なぜ今、この人の胸に力強い腕に私は抱かれているのか……と――。
こんな風に彼に抱きしめられるとは、何時間か前には思いもしなかった。
◇◇◇◇◆◇◇◇◇
夕暮れ時に屋根裏部屋にエリザベートは、手伝ってくれるというクラウドと一緒に、今日泊まる皆のための寝具を取りに向かった。

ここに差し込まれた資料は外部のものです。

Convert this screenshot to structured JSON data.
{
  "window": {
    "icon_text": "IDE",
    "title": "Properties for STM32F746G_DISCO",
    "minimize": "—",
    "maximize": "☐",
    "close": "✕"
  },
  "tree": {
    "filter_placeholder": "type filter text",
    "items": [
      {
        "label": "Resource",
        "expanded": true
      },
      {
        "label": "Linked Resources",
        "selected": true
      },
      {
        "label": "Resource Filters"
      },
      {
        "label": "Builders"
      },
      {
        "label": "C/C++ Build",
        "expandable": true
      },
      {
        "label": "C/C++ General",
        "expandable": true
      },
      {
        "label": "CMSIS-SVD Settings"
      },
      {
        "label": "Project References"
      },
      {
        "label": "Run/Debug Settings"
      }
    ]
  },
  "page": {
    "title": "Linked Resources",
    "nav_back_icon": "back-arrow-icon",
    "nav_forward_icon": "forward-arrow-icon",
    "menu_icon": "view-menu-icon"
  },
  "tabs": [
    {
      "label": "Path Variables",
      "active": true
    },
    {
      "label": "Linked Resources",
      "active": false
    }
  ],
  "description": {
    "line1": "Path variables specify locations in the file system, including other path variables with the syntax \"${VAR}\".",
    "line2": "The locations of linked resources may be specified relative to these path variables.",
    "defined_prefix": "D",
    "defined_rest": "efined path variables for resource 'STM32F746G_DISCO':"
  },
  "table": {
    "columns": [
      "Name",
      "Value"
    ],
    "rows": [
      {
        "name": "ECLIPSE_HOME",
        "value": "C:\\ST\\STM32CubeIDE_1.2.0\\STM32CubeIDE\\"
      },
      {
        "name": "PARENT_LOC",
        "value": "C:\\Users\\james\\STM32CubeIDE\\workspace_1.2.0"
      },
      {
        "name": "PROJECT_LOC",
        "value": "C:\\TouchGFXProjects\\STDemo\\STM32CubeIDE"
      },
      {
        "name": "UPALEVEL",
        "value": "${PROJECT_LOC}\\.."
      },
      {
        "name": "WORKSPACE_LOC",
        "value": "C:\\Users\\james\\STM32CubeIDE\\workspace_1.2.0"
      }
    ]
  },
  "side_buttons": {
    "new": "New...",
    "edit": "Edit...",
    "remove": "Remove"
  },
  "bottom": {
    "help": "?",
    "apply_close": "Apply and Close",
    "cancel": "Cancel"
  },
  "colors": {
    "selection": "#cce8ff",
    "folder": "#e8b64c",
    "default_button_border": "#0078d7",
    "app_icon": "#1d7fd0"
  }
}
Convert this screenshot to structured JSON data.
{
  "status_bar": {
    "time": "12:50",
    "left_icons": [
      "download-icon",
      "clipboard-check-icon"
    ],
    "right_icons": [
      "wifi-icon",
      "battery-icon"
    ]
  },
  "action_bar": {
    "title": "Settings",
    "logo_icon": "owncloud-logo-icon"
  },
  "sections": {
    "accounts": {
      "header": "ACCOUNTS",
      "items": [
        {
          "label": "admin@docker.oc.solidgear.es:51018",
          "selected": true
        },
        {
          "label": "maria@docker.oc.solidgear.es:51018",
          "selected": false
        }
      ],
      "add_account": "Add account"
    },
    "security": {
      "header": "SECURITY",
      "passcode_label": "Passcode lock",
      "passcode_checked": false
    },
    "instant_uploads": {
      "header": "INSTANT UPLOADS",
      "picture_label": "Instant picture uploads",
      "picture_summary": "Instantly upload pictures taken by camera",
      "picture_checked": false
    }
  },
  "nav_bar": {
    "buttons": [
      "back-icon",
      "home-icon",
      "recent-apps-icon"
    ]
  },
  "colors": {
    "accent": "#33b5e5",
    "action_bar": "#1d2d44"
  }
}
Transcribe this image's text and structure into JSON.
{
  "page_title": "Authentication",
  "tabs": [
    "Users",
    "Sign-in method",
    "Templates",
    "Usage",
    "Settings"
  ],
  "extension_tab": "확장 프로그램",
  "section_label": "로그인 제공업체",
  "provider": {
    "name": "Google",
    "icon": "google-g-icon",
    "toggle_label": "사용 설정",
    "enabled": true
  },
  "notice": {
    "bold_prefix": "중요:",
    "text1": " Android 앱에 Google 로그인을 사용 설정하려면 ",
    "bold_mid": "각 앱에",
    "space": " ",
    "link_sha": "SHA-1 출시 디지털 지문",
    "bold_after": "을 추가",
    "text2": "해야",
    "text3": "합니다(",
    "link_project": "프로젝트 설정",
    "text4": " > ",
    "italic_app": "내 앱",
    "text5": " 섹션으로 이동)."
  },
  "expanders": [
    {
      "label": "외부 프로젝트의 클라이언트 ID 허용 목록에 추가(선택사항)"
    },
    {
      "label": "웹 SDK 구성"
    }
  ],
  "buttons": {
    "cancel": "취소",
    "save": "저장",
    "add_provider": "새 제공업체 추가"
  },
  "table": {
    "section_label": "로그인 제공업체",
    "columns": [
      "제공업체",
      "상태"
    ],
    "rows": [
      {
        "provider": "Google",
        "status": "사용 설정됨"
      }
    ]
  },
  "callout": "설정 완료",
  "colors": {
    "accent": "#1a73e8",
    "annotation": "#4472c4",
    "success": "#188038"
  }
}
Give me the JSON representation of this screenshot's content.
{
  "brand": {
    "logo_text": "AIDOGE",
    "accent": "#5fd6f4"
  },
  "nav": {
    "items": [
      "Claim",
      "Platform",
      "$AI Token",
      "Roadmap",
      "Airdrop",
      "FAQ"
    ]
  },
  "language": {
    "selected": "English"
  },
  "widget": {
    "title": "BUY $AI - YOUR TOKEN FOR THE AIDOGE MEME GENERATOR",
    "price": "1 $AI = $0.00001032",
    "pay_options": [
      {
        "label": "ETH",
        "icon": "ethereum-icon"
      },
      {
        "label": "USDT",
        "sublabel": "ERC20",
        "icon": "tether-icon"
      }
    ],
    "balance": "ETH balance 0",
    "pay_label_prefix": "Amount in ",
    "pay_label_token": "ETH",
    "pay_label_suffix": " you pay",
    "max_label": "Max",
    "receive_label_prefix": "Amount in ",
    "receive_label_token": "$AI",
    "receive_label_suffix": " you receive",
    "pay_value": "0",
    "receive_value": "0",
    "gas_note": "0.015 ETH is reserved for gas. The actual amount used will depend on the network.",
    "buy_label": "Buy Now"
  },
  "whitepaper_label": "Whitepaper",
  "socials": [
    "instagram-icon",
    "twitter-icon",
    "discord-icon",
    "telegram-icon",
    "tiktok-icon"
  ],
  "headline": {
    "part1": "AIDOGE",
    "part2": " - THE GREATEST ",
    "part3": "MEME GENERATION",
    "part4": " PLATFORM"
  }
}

エリザベートが屋根裏部屋に続く階段を昇っていると、足を踏み外しかけた。
「エリザベート!」
先に屋根裏部屋に上がっていたクラウドがエリザベートの腕を素早く掴みとり助ける。
クラウドはエリザベートを引っ張り上げた。
そのまま掬い上げられて、エリザベートはクラウドの胸の中にいる。
屋根裏部屋は窓がないから薄暗くシンと静かだった。
二人はそのまま静けさに包まれ身をおいている。
エリザベートはクラウドの胸によりかかる姿勢になっていた。
クラウドはエリザベートの肩を抱いている。
エリザベートにクラウドのたしかな胸の鼓動が聞こえてくる。
「大丈夫か?」
「うっ、うん。ありがとうっ……」
真っ赤に顔を染めたエリザベートは慌ててクラウドから離れようとした。
だけれど。
「離さないといったら、どうする?」
クラウドは恥じらうエリザベートの腕を掴み自分の元に戻り寄せ、ぎゅっと抱きしめた。
華奢なエリザベートの体はクラウドのがっしりとした体格のいいシルエットにすっぽりと収まる。
「あっ――」
「……俺は海で。船上でお前を失うかと思ったんだぞ! エリザベート。お前は漆黒の勇者だから戦う運命かもしれん」
いつにも増してクラウドはとても切羽詰まるように真剣で。
だけど、哀しそうなのはなぜなの?
口調は怒ったように。
でもどこかがクラウドの心が泣いている。
「だがちょっとは、頼むから無茶をしないでくれ」
ああっ。
この人は本当に心の底から愛してくれているんだとエリザベートは胸を打たれた。
全力で守ろうとしてくれてる。
私を心配してくれてたんだ。
抱きしめる腕に想いとともに力がこもる。
「……お前にキスしてもいいか?」
躊躇らいがちにクラウドはエリザベートに聞いた。
囁きはエリザベートの耳元にほのかな熱さを感じさせる。
エリザベートの両頬をクラウドの両手が包み込む。
クラウドの両手は微かに震えていた。
「クラウド」
エリザベートは胸がぎゅうっとしめつけられていた。
クラウドとキスしたら、何かが始まるかもしれない。
それは愛、だろうか。
「お前を悲しませている男から、エリザベートお前を奪い取りたい」
魂をかけてクラウドはエリザベートを愛そうとしている。
クラウドはエリザベートの唇にゆっくりと唇を重ねた。
エリザベートはクラウドの熱さを感じる。
クラウドの激しい熱い想いのこもった口づけにエリザベートは身を任せた。